Tuesday, September 8, 2009
Painted House
Yesterday the painting of the outside of our house was completed, or pretty much completed. All that is left is picking up the ladders and paint buckets, cleaning a few spots off the deck and the windows, painting the posts and support beams under the deck, and tidying up the places where the grey and the green meet. Those same shades of grey and green can still be found on the backs of my fingers, my forearms, and the old shirt that I just threw in the garbage, thankful that the job is over, but the house is done.
I had considerable help in getting it done from Josh, a young university student from Australia, and his friend Claire, also a student and someone we have known for almost twenty years. It was a pleasant enough task, because of an unusually fine stretch of painting weather (interrupted only on a couple of weekends by tropical storms Bill and Danny) and because of our shared satisfaction in how well the house was shaping up.
Lorraine and I painted our house twelve years ago during the summer of 1997, just as we had painted other people’s houses in our first summers in Nova Scotia almost forty years ago. Actually “painted” is not quite the right word since we used an opaque stain called Sadolin Pinotex, a Scandinavian finish that has lasted very well, even though the southeast side of the house gets more than its share of severe weather. This year we have stained the house again, using new colours of Pinotex, and we hope that it will last at least as long as the previous coat. It certainly has a good chance of doing so because of the care with which we prepared the surface – Josh spent many hours on the ladder with a sander in his hands – and our careful determination to apply at least two sturdy coats of stain everywhere.

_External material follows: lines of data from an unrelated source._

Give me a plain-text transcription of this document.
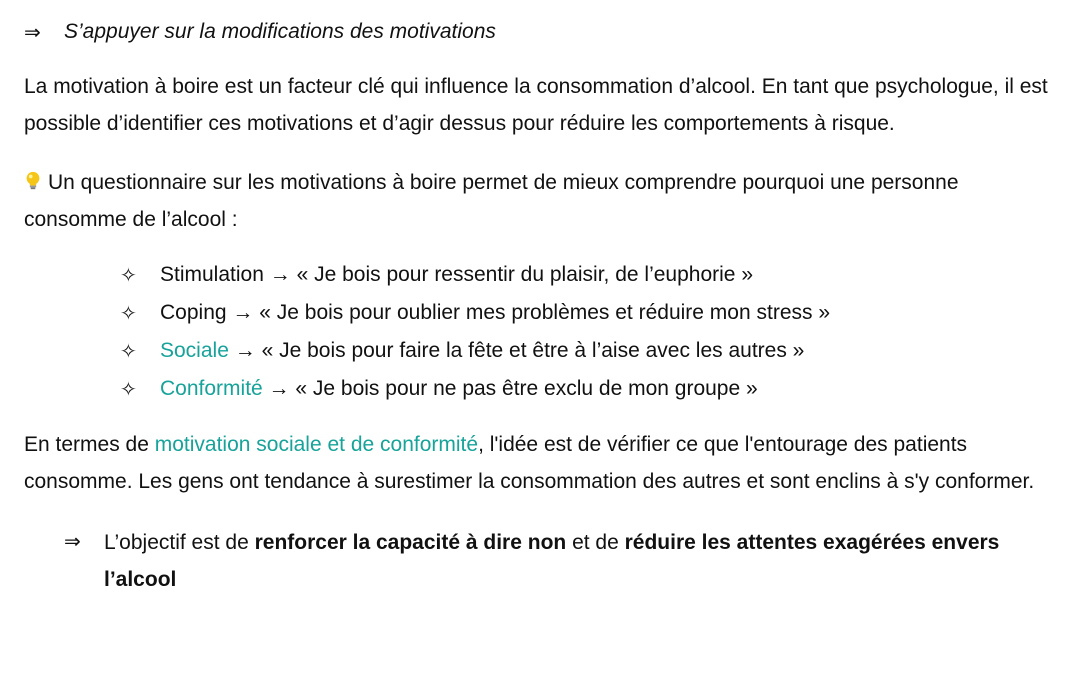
⇒	S’appuyer sur la modifications des motivations

La motivation à boire est un facteur clé qui influence la consommation d’alcool. En tant que psychologue, il est possible d’identifier ces motivations et d’agir dessus pour réduire les comportements à risque.

Un questionnaire sur les motivations à boire permet de mieux comprendre pourquoi une personne consomme de l’alcool :

✧	Stimulation → « Je bois pour ressentir du plaisir, de l’euphorie »
✧	Coping → « Je bois pour oublier mes problèmes et réduire mon stress »
✧	Sociale → « Je bois pour faire la fête et être à l’aise avec les autres »
✧	Conformité → « Je bois pour ne pas être exclu de mon groupe »

En termes de motivation sociale et de conformité, l'idée est de vérifier ce que l'entourage des patients consomme. Les gens ont tendance à surestimer la consommation des autres et sont enclins à s'y conformer.

⇒	L’objectif est de renforcer la capacité à dire non et de réduire les attentes exagérées envers l’alcool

There is a satisfaction that comes from house painting, things like getting the staging and ladders into the most advantageous and stable position, getting the right amount of stain on the brush to make an even coat or line, working your way across or down a stretch of wall or trim, moving your operation as the sun moves around the house so that you aren’t painting too warm a surface, watching the constant activity in the harbour reflected in the window, and, of course, closing in on the final bits to have the job complete.
Now it is done and the house looks great. The staging can go back to Steeplejacks, the ladders hung up, and the brushes and buckets put away until touchup time. Now it’s time to move on with the work around our house, like wood to put in the shed, a walkway to be finished, mowing the lawn at least once more, and stopping on occasion to admire our house with its new coat of grey and green.